Me llevó hasta el escritorio y me invitó a sentarme en el tronco. Me negué, pero no me hizo caso. De pie, tipeaba la Olivetti con un par de dedos. Del cajón sacó un sello de plomo. Arrancó la hoja de un tirón y la mató con firma y estampillado. Me la pasó. Quemaba la hoja cuando empecé a examinarla. El comisario me explicó por encima:

—Esa es la declaración de uno de sus socios, el doctor Corneta. Más tarde vendrá a ampliar su testimonio. Ahora está con su perro, cerca del río, buscando una pluma que, según sospechamos, podría darnos una pista más certera sobre el caso de su empresa. Una vez que tengamos en claro a quién pert

—Quédese con el perro —le dije.

Y me apuré a volver.

 

En casa, ya habían almorzado. Se había formado una buena sobremesa y el preso entretenía a todos con una versión limpia e inobjetable de un temazo de Del Carril.

 

Mi barrio reo, mi viejo amor,

oye el gorjeo,

soy tu cantor.

Escucha el ruego del ruiseñor

que hoy que está ciego

canta mejor.

 

Al final de la pieza lo saludó el aplauso sincero. Me les uní con fingida serenidad, pero apenas sí notaron mi regreso. Luego, vi al doctor Corneta, sentado a la cabecera, acariciando el lomo de Sawyer. Ancho en su regazo, mi perro le retribuía la empatía enseñando la lengua. Me irritaba que le hiciera fiestas a mi socio, inútil hasta como apretado cómplice. Me irritaba tanto todo lo que fuese Corneta. Pero cuando mi perro olfateaba algo de mi pertenencia, no hacía otra cosa que sacarla a la luz. ¡Ah, mi sarnoso patán! Tan infalible, tan compañero de oficina... Nunca se equivocaba, tampoco esta vez. Seguramente, ya me había descubierto.

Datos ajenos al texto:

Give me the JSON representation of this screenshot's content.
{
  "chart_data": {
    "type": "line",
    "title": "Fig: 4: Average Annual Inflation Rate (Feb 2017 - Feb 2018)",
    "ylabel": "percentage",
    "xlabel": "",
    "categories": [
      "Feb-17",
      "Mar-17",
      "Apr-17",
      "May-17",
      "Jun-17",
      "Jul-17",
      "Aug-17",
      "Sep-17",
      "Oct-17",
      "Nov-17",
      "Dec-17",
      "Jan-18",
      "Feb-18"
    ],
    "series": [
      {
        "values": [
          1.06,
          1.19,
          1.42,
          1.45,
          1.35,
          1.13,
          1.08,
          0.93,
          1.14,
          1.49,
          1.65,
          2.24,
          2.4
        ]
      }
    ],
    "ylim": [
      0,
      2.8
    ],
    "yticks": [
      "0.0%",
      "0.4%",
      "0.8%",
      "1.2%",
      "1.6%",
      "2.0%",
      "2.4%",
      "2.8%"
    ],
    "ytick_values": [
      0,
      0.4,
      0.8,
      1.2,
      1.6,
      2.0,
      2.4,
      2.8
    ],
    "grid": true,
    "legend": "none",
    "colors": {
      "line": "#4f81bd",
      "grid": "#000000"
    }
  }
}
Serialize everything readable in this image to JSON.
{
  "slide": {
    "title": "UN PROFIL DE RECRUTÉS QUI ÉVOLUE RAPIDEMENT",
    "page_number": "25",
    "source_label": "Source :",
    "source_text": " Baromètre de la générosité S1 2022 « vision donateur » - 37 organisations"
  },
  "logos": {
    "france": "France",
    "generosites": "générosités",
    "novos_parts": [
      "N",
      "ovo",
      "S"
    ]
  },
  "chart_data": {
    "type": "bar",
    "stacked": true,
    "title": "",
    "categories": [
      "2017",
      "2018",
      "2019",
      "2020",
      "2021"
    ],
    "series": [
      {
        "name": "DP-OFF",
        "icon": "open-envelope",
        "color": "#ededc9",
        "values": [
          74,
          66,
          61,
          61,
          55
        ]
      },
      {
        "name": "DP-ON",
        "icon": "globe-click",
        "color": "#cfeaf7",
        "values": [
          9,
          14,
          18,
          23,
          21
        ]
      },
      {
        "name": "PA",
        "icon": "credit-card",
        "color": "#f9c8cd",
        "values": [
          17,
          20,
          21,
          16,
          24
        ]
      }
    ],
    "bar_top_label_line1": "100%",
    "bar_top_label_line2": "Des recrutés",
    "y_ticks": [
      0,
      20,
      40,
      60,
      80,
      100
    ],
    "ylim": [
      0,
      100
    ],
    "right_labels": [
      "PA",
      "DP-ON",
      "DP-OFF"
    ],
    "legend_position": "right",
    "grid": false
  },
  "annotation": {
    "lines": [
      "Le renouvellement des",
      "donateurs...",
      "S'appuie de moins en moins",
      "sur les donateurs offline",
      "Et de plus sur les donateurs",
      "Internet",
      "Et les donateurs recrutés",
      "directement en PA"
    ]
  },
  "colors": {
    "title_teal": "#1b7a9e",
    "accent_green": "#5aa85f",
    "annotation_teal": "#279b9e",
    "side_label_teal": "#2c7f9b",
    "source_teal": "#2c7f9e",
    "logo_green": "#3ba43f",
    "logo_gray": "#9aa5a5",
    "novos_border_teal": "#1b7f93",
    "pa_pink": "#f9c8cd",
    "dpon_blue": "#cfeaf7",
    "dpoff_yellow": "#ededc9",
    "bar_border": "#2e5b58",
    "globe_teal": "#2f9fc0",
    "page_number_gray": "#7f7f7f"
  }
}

Corneta me recibió en bienvenida, como quien preside un rito:

— ¿Todo en orden, doctor? ¿Quiere algo de comer?

—Eso, querido. Hay pata en el horno —completó Adela —. Tu pieza favorita.

—Gracias, no tengo apetito —contesté. Y enfilé para mi cuarto—celda.

Desde ese instante no pensaba sino en acondicionarla lo mejor posible, antes de que el preso dejara de cantar. Sus mates y su guitarra serían de gran expiación en el largo invierno de sombras. En cuanto a mi perro, sospechaba que pronto lo ascenderían de guardián a sabueso. Y un título en la familia siempre era un motivo de celebración.